Alan Watts, The Book. The taboo against knowing who you are. Watts is where I first saw that a serious spiritual life could survive the twentieth century — no robes, no compound, no abandonment of the intellect. What stayed: the self is a social fiction, and seeing through it is not a loss.
And the rest, each reduced to the one thing it left. From Hermeticism: correspondence — as above, so below, the inner matching the outer. From Gnosticism, heavily modified: our senses report what is useful, not what is true. From Buddhism: desire and suffering are the same knot. From Taoism: wu wei, the action that does not force. From animism: the world is inhabited, and not only by us. From shamanism: a person can stand as a bridge between worlds — and every tradition above has needed such people.
The Writers
David Foster Wallace. Infinite Jest, the essays, This Is Water. Wallace’s attention is dialectical — it circles, doubts itself, doubles back, pushes against its own conclusions until something true survives the assault. What stayed: sincerity on the far side of irony is possible, and it costs everything. Don Gately on his hospital bed, refusing the painkillers, is one of the few genuinely heroic images I carry.
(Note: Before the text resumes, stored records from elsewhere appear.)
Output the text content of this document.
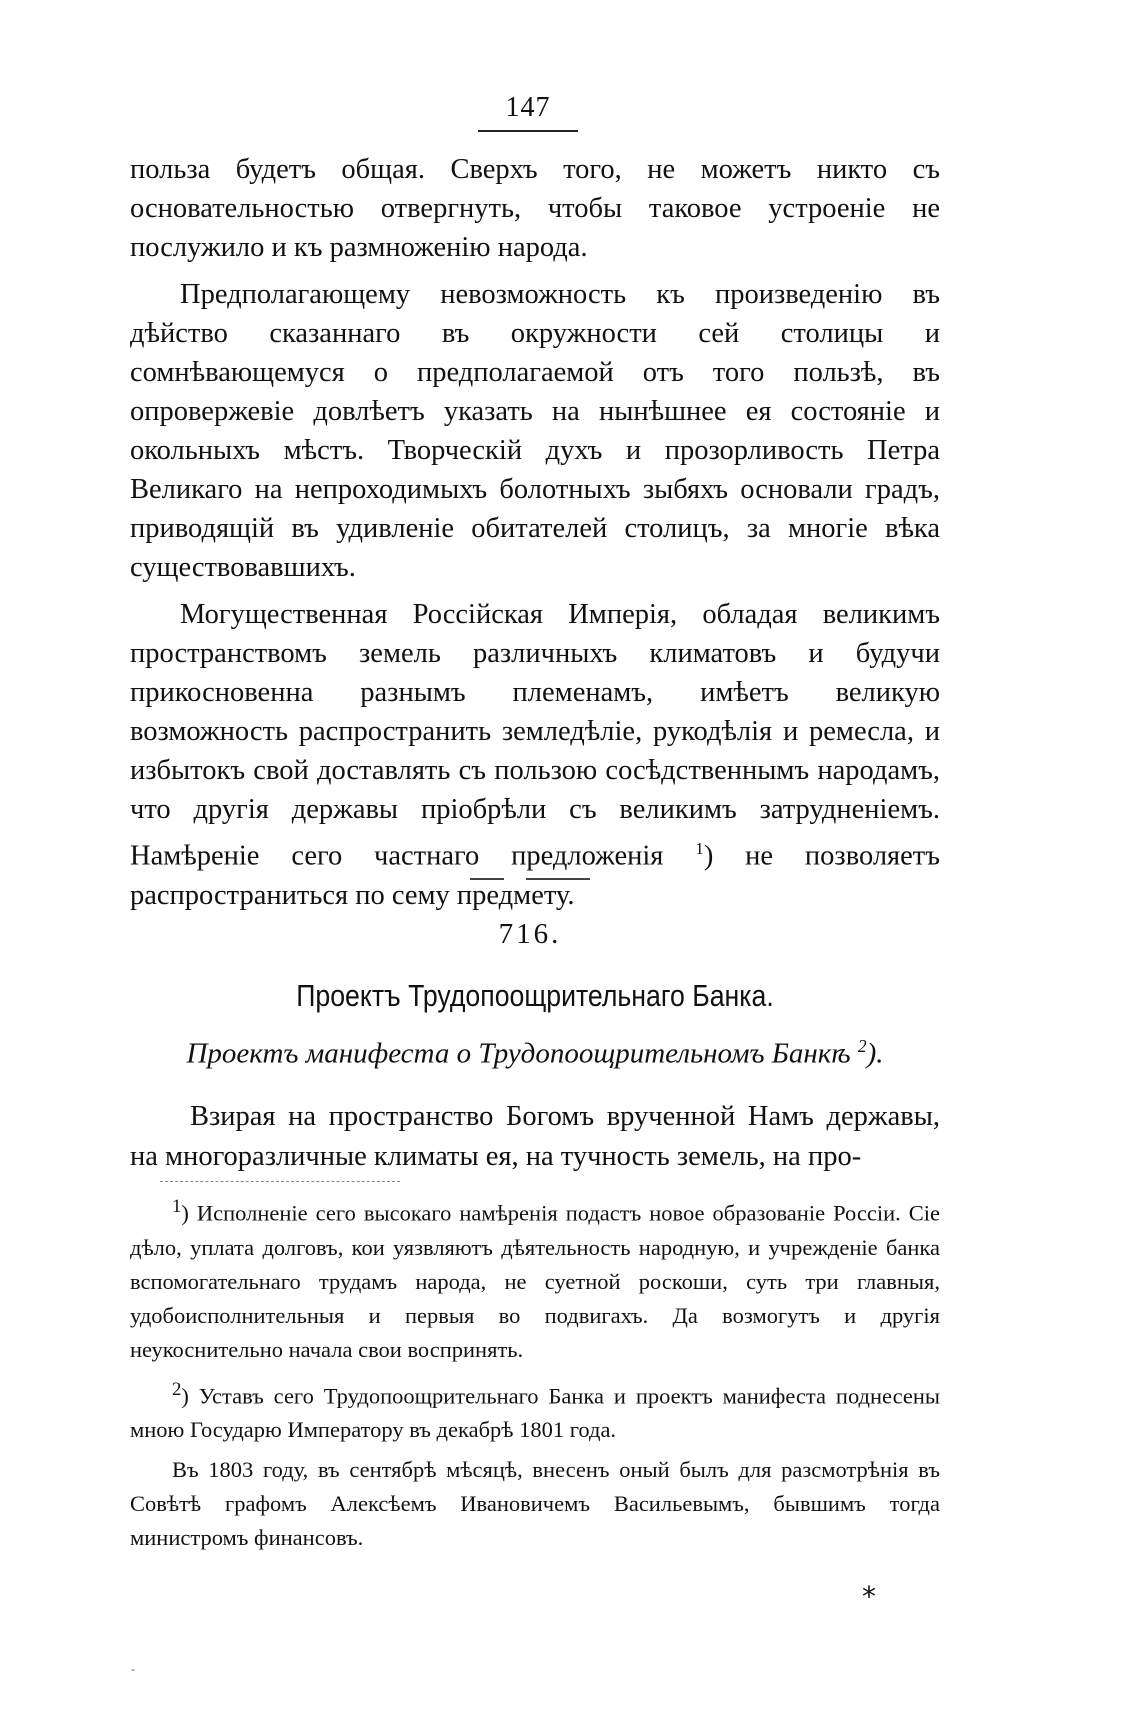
147

польза будетъ общая. Сверхъ того, не можетъ никто съ основательностью отвергнуть, чтобы таковое устроеніе не послужило и къ размноженію народа.

Предполагающему невозможность къ произведенію въ дѣйство сказаннаго въ окружности сей столицы и сомнѣвающемуся о предполагаемой отъ того пользѣ, въ опровержевіе довлѣетъ указать на нынѣшнее ея состояніе и окольныхъ мѣстъ. Творческій духъ и прозорливость Петра Великаго на непроходимыхъ болотныхъ зыбяхъ основали градъ, приводящій въ удивленіе обитателей столицъ, за многіе вѣка существовавшихъ.

Могущественная Россійская Имперія, обладая великимъ пространствомъ земель различныхъ климатовъ и будучи прикосновенна разнымъ племенамъ, имѣетъ великую возможность распространить земледѣліе, рукодѣлія и ремесла, и избытокъ свой доставлять съ пользою сосѣдственнымъ народамъ, что другія державы пріобрѣли съ великимъ затрудненіемъ. Намѣреніе сего частнаго предложенія $^1$) не позволяетъ распространиться по сему предмету.

716.
Проектъ Трудопоощрительнаго Банка.
Проектъ манифеста о Трудопоощрительномъ Банкѣ $^2$).

Взирая на пространство Богомъ врученной Намъ державы, на многоразличные климаты ея, на тучность земель, на про-

$^1$) Исполненіе сего высокаго намѣренія подастъ новое образованіе Россіи. Сіе дѣло, уплата долговъ, кои уязвляютъ дѣятельность народную, и учрежденіе банка вспомогательнаго трудамъ народа, не суетной роскоши, суть три главныя, удобоисполнительныя и первыя во подвигахъ. Да возмогутъ и другія неукоснительно начала свои воспринять.

$^2$) Уставъ сего Трудопоощрительнаго Банка и проектъ манифеста поднесены мною Государю Императору въ декабрѣ 1801 года.

Въ 1803 году, въ сентябрѣ мѣсяцѣ, внесенъ оный былъ для разсмотрѣнія въ Совѣтѣ графомъ Алексѣемъ Ивановичемъ Васильевымъ, бывшимъ тогда министромъ финансовъ.

*
-
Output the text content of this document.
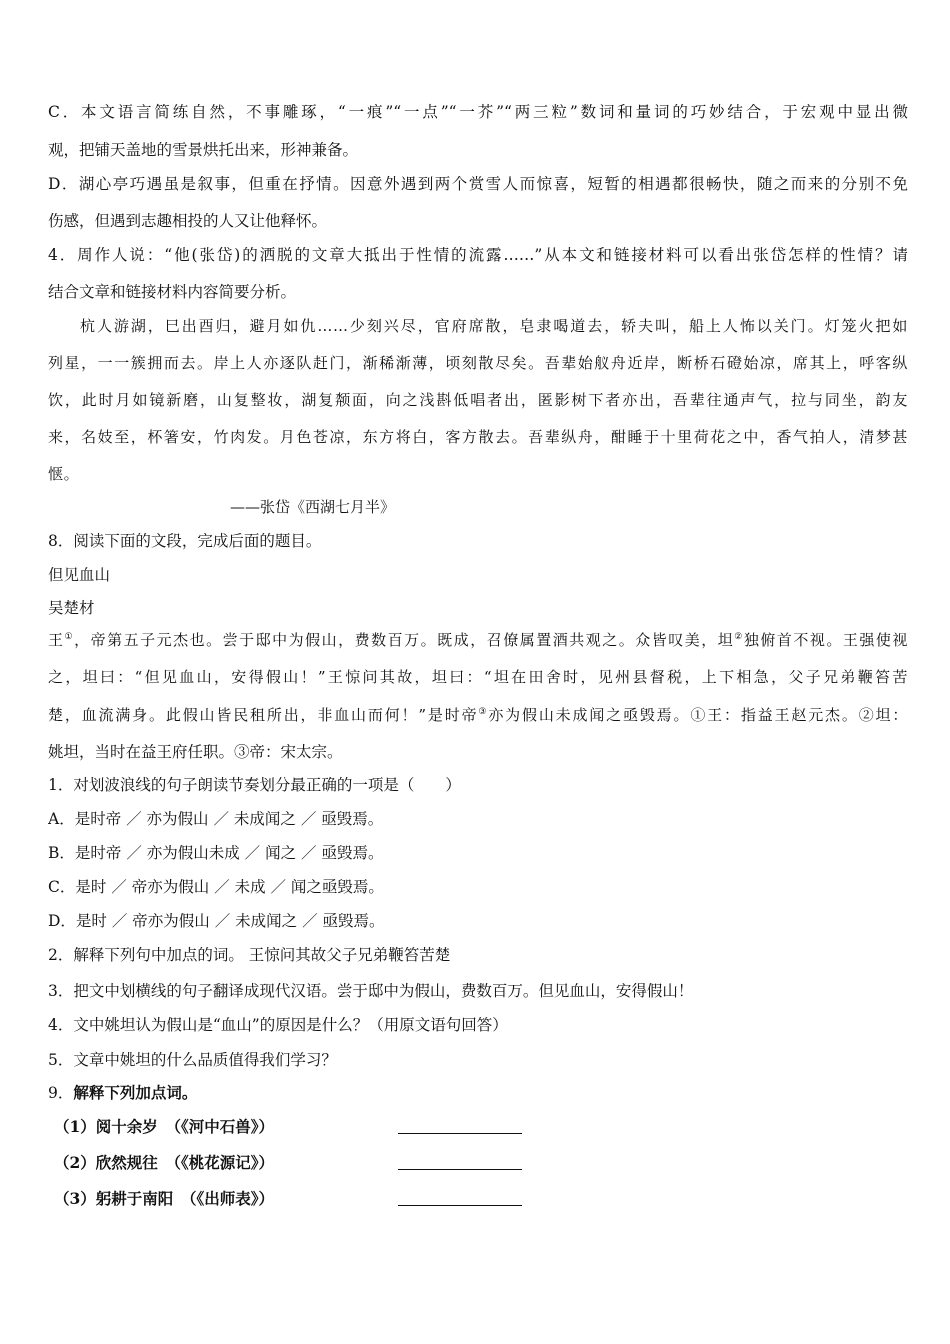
C．本文语言简练自然，不事雕琢，“一痕”“一点”“一芥”“两三粒”数词和量词的巧妙结合，于宏观中显出微
观，把铺天盖地的雪景烘托出来，形神兼备。
D．湖心亭巧遇虽是叙事，但重在抒情。因意外遇到两个赏雪人而惊喜，短暂的相遇都很畅快，随之而来的分别不免
伤感，但遇到志趣相投的人又让他释怀。
4．周作人说：“他(张岱)的洒脱的文章大抵出于性情的流露……”从本文和链接材料可以看出张岱怎样的性情？请
结合文章和链接材料内容简要分析。
杭人游湖，巳出酉归，避月如仇……少刻兴尽，官府席散，皂隶喝道去，轿夫叫，船上人怖以关门。灯笼火把如
列星，一一簇拥而去。岸上人亦逐队赶门，渐稀渐薄，顷刻散尽矣。吾辈始舣舟近岸，断桥石磴始凉，席其上，呼客纵
饮，此时月如镜新磨，山复整妆，湖复颒面，向之浅斟低唱者出，匿影树下者亦出，吾辈往通声气，拉与同坐，韵友
来，名妓至，杯箸安，竹肉发。月色苍凉，东方将白，客方散去。吾辈纵舟，酣睡于十里荷花之中，香气拍人，清梦甚
惬。
——张岱《西湖七月半》
8．阅读下面的文段，完成后面的题目。
但见血山
吴楚材
王①，帝第五子元杰也。尝于邸中为假山，费数百万。既成，召僚属置酒共观之。众皆叹美，坦②独俯首不视。王强使视
之，坦曰：“但见血山，安得假山！”王惊问其故，坦曰：“坦在田舍时，见州县督税，上下相急，父子兄弟鞭笞苦
楚，血流满身。此假山皆民租所出，非血山而何！”是时帝③亦为假山未成闻之亟毁焉。①王：指益王赵元杰。②坦：
姚坦，当时在益王府任职。③帝：宋太宗。
1．对划波浪线的句子朗读节奏划分最正确的一项是（　　）
A．是时帝 ／ 亦为假山 ／ 未成闻之 ／ 亟毁焉。
B．是时帝 ／ 亦为假山未成 ／ 闻之 ／ 亟毁焉。
C．是时 ／ 帝亦为假山 ／ 未成 ／ 闻之亟毁焉。
D．是时 ／ 帝亦为假山 ／ 未成闻之 ／ 亟毁焉。
2．解释下列句中加点的词。 王惊问其故父子兄弟鞭笞苦楚
3．把文中划横线的句子翻译成现代汉语。尝于邸中为假山，费数百万。但见血山，安得假山！
4．文中姚坦认为假山是“血山”的原因是什么？（用原文语句回答）
5．文章中姚坦的什么品质值得我们学习？
9．解释下列加点词。
（1）阅十余岁　（《河中石兽》）
（2）欣然规往　（《桃花源记》）
（3）躬耕于南阳　（《出师表》）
Marilynne Robinson, Gilead. The opposite pole. Where Wallace’s attention is recursive, John Ames’s is receptive — he notices, absorbs, blesses, and lets the world be what it is. What stayed is the discovery that I am both of these at once, and that the second one is harder. Also: that prose itself can be a form of grace.
Other Minds
Michael Pollan, The Botany of Desire. Assigned in a liberal-arts course in 2013, by a professor who happened to be a theologian; I have never stopped using it. We did not domesticate apples, potatoes, tulips, and cannabis — or rather we did, and they domesticated us right back. What stayed is the reversibility of that arrow. I think about it constantly now, watching what we are building with artificial intelligence.
James Bridle, Ways of Being. Intelligence is not one thing, and it is not ours. Octopuses, forests, slime molds, machines — Bridle widens the term until the human version looks like one dialect of a larger language. What stayed: the sense of wonder, and the suspicion that our definitions of intelligence are the narrowest thing about us.
Half of this canon I have probably misread. Menocchio, the sixteenth-century miller who read a handful of books and built a cosmology out of cheese and worms, was burned for his misreadings — but they were generative; they were his. I would rather misread the way he did, and have the concepts become something in me, than read correctly and have them remain information. This page will be revised when the next edition of the canon arrives. It always does.